I can go to the store and buy tungsten lamps and know that I am getting what I want. Why would I want to tit around trying out different CFLs when results to date have been universally disappointing? At the point that this technology can produce an appealing rather than an insipid light and when products fit all of my lamp fittings correctly and without modification, it may, just may, be worth looking again. For the moment, that point has not been reached so it isn't worth the time, effort and cost.
Fir me, that exact point was reached earlier this year. I am using double spirals from a firm whose name escapes me, that actually DO produce about the equivalent wattage they claim, which come on almost instantly, and whose light is softer, but no less appealing than a halogen or stock bulb.
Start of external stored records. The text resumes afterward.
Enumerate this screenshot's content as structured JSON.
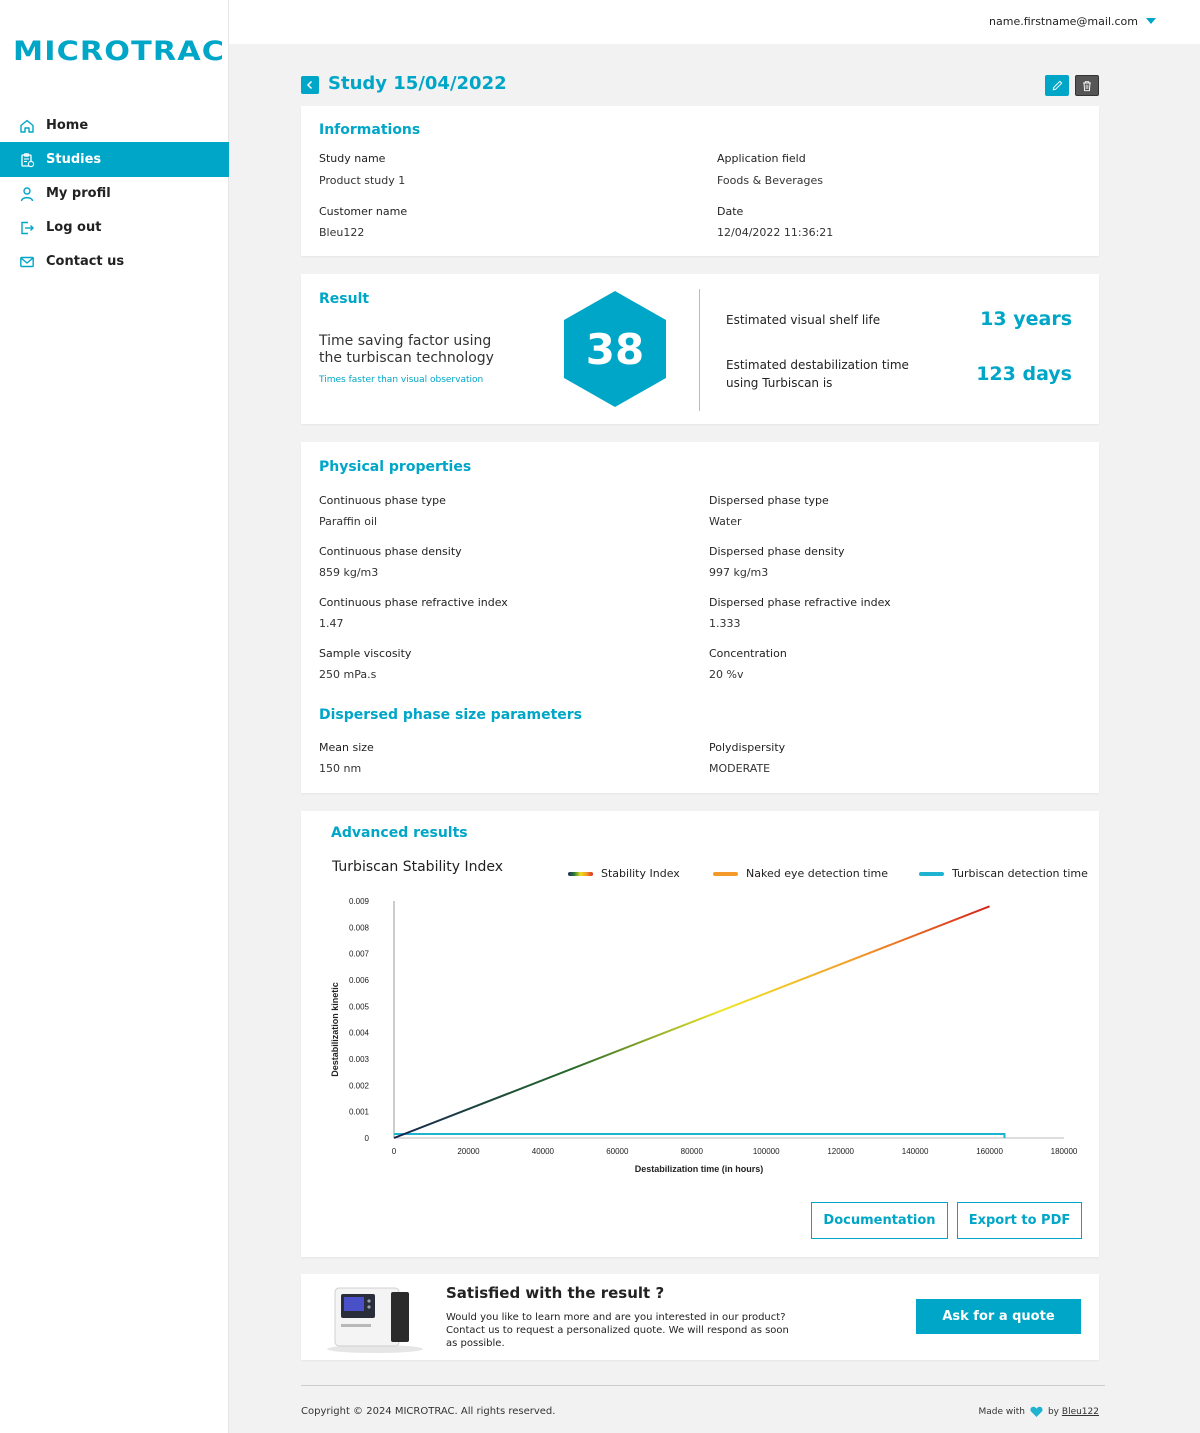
{
  "brand": {
    "logo_text": "MICROTRAC",
    "accent": "#00a6c7"
  },
  "user": {
    "email": "name.firstname@mail.com"
  },
  "sidebar": {
    "items": [
      {
        "label": "Home",
        "icon": "home-icon",
        "active": false
      },
      {
        "label": "Studies",
        "icon": "clipboard-icon",
        "active": true
      },
      {
        "label": "My profil",
        "icon": "user-icon",
        "active": false
      },
      {
        "label": "Log out",
        "icon": "logout-icon",
        "active": false
      },
      {
        "label": "Contact us",
        "icon": "mail-icon",
        "active": false
      }
    ]
  },
  "page": {
    "title": "Study 15/04/2022"
  },
  "informations": {
    "title": "Informations",
    "study_name_label": "Study name",
    "study_name": "Product study 1",
    "application_field_label": "Application field",
    "application_field": "Foods & Beverages",
    "customer_name_label": "Customer name",
    "customer_name": "Bleu122",
    "date_label": "Date",
    "date": "12/04/2022 11:36:21"
  },
  "result": {
    "title": "Result",
    "factor_text_line1": "Time saving factor using",
    "factor_text_line2": "the turbiscan technology",
    "factor_subtext": "Times faster than visual observation",
    "factor_value": "38",
    "shelf_life_label": "Estimated visual shelf life",
    "shelf_life_value": "13 years",
    "destab_label_line1": "Estimated destabilization time",
    "destab_label_line2": "using Turbiscan is",
    "destab_value": "123 days"
  },
  "physical": {
    "title": "Physical properties",
    "cont_type_label": "Continuous phase type",
    "cont_type": "Paraffin oil",
    "disp_type_label": "Dispersed phase type",
    "disp_type": "Water",
    "cont_density_label": "Continuous phase density",
    "cont_density": "859 kg/m3",
    "disp_density_label": "Dispersed phase density",
    "disp_density": "997 kg/m3",
    "cont_ri_label": "Continuous phase refractive index",
    "cont_ri": "1.47",
    "disp_ri_label": "Dispersed phase refractive index",
    "disp_ri": "1.333",
    "viscosity_label": "Sample viscosity",
    "viscosity": "250 mPa.s",
    "concentration_label": "Concentration",
    "concentration": "20 %v",
    "size_title": "Dispersed phase size parameters",
    "mean_size_label": "Mean size",
    "mean_size": "150 nm",
    "polydispersity_label": "Polydispersity",
    "polydispersity": "MODERATE"
  },
  "advanced": {
    "title": "Advanced results",
    "documentation_label": "Documentation",
    "export_label": "Export to PDF"
  },
  "chart_data": {
    "type": "line",
    "title": "Turbiscan Stability Index",
    "xlabel": "Destabilization time (in hours)",
    "ylabel": "Destabilization kinetic",
    "xlim": [
      0,
      180000
    ],
    "ylim": [
      0,
      0.009
    ],
    "x_ticks": [
      "0",
      "20000",
      "40000",
      "60000",
      "80000",
      "100000",
      "120000",
      "140000",
      "160000",
      "180000"
    ],
    "y_ticks": [
      "0",
      "0.001",
      "0.002",
      "0.003",
      "0.004",
      "0.005",
      "0.006",
      "0.007",
      "0.008",
      "0.009"
    ],
    "legend_position": "top-right",
    "series": [
      {
        "name": "Stability Index",
        "color": "gradient",
        "x": [
          0,
          160000
        ],
        "y": [
          0,
          0.0088
        ]
      },
      {
        "name": "Naked eye detection time",
        "color": "#f39a2b",
        "x": [],
        "y": []
      },
      {
        "name": "Turbiscan detection time",
        "color": "#1fb3d2",
        "x": [
          0,
          164000,
          164000
        ],
        "y": [
          0.00015,
          0.00015,
          0
        ]
      }
    ]
  },
  "quote": {
    "title": "Satisfied with the result ?",
    "text_line1": "Would you like to learn more and are you interested in our product?",
    "text_line2": "Contact us to request a personalized quote. We will respond as soon",
    "text_line3": "as possible.",
    "button_label": "Ask for a quote"
  },
  "footer": {
    "copyright": "Copyright © 2024 MICROTRAC. All rights reserved.",
    "made_with": "Made with",
    "by": "by",
    "author": "Bleu122"
  }
}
These are about 4 quid a pop. Which with supermarket light bulbs that last 6 weeks costing 50p or more, is a definite saving.
Yup. Northlights used to be common on TV locations as practicals where you were likely to have shots which go from outdoors to indoors, and the triphosphor ones just ain't as good. But have a much longer service life. So they're not as good as northlights at their best, but much better than ailing ones, so perhaps a decent compromise.
On Mon, 3 Jul 2006 08:32:29 +0100 someone who may be Andy Hall wrote this:-
Then you should not have made the dogmatic statement that, "they are not suitable for domestic settings, unless you like the house to look like a factory of course."
Actually one person has agreed in this thread.
Incorrect.
Had I left out the first word then you would be correct.